Library using a series of redundant techniques to send and receive small amounts of data through censoring firewalls. This is ideal for accessing things like configuration files during the bootrapping phase as circumvention tools first start. Kindling is intended to be used by any circumvention tool written in Go that need to reliably fetch configuration data on startup. It is also designed to be easy for any developer to add a new technique that other tools may benefit from.
The techniques integrated include:
- Domain fronting.
- Proxyless dialing from the Outline SDK that generally bypasses DNS-based and SNI-based blocking (i.e. works particularly well for broadly used services with a lot of IPs that are not IP-blocked)
- DNS tunneling via DNSTT
The idea is to continually add more techniques as they become available such that all tools have access to the most robust library possible for getting on the network quickly and reliably.
k := kindling.NewKindling(
"myapp",
kindling.WithDomainFronting("https://raw.githubusercontent.com/getlantern/fronted/refs/heads/main/fronted.yaml.gz"),
kindling.WithProxyless("raw.githubusercontent.com"),
kindling.WithDNSTunnel(newDNSTT()),
)
httpClient := k.NewHTTPClient()
All you really need to do is to return an http.RoundTripper
from whatever library you're adding. Then you simply need to add a method in kindling.go
to allow callers to configure the new method.
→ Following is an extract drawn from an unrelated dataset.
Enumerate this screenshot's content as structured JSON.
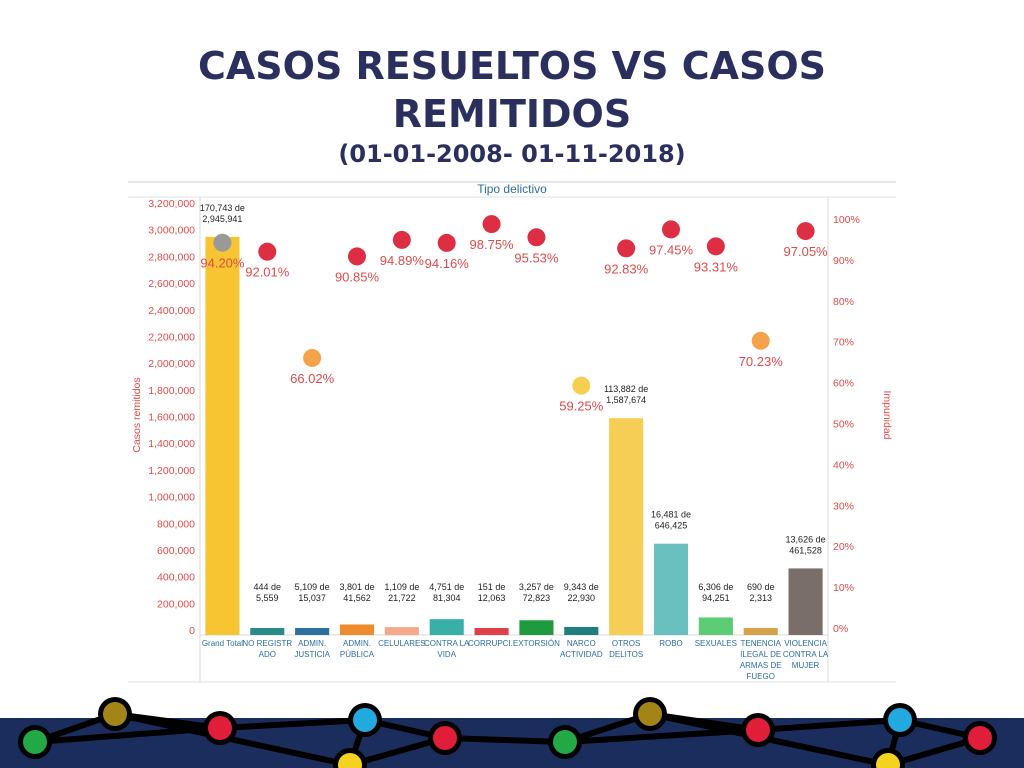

For DNS tunneling, for example, that method is as follows:
func WithDNSTunnel(d dnstt.DNSTT) Option {
return newOption(func(k *kindling) {
log.Info("Setting DNS tunnel")
if d == nil {
log.Error("DNSTT instance is nil")
return
}
k.roundTripperGenerators = append(k.roundTripperGenerators, namedDialer("dnstt", d.NewRoundTripper))
})
}
It is also important to document any steps that kindling users must take in order to make the technique operational, if any. Does it require server-side components, for example?
Otherwise, just open a pull request, and we'll take it for a spin and will integrate it as soon as possible.